Local farmer Shannon Hayes, who raises grass-fed pigs, cows, sheep and chickens at Sap Bush Hollow Farm in West Fulton, has an essay in Yes Magazine this week about why she charges $7.50 a pound for ground beef -- and why that's just fine.
Every week, we meet someone who tells us the prices are too high.
In fact, at those prices, the average net income for our family members has maxed out at $10 per hour. But part of our job is to hold our chins up and accept weekly admonishment for our inability to produce food as cheaply as it can be found in the grocery store.

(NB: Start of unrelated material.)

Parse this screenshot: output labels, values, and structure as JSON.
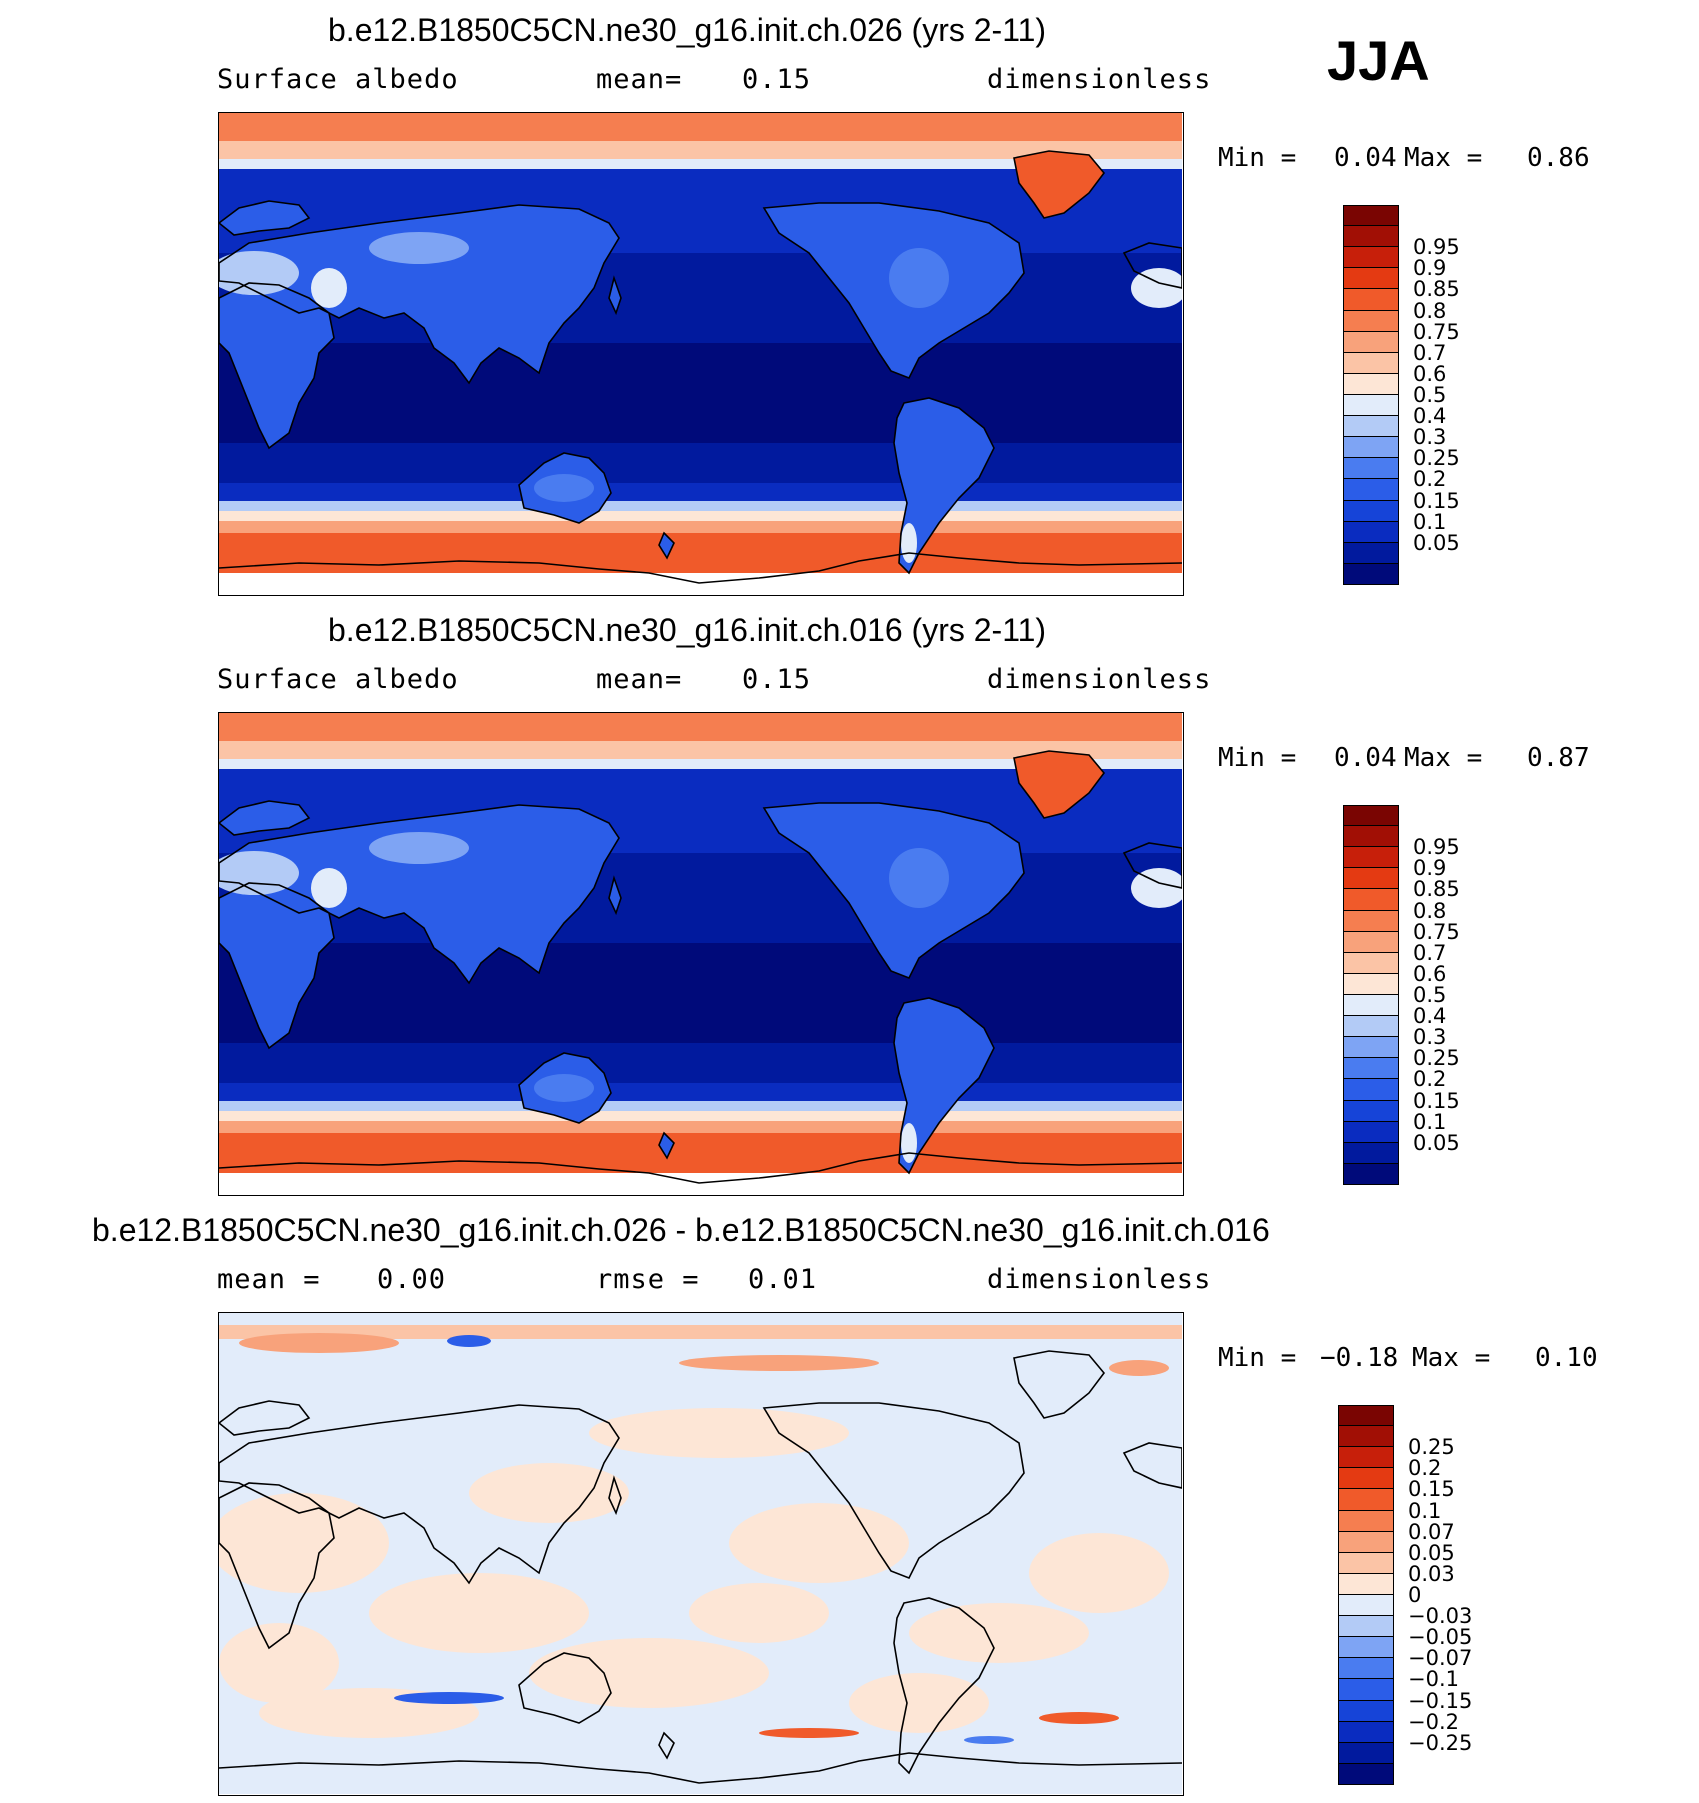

Hayes, author of Radical Homemakers and a regular contributor to Yes Magazine, argues that the true costs of large-scale agriculture -- invisible subsidies, environmental degradation, food-related illness -- are not reflected in the price of a factory-farmed cut at the grocery store.
The "true cost" of industrially raised food, especially meat and animal products, has become something of a mantra in the food world. But not all small farmers believe that local-food prices should be so high.
Here's a contrarian view on the subject from another Schoharie County farmer: Bob Comis, who raises pigs and sheep at Stony Brook Farm in Schoharie. In 2009, Comis wrote an essay for the Ethicurean called "Unfair fare: Why prices for meat from small local farms are too high."
Comis argues that while local meat cannot and should not compete with industrial producers on price, prices would come down if small-scale farmers would commit to raising more animals. An excerpt:
The next time you talk to your livestock farmer, ask him or her what their production volume is. You might be surprised to find out just how many local farmers are finishing just a dozen pigs (or even a few dozen), a few hundred chickens (or even a thousand), and/or just a handful of cows per year. Based on reasonable prices, cash flow on that volume is extremely low, and the cash flow requirements of fixed costs such as land, buildings, and equipment is very high, so those low-volume local farmers have to charge outrageous prices to bump up their cash flow.
Comis farms full-time, and blogs about it at stonybrookfarm.wordpress.com.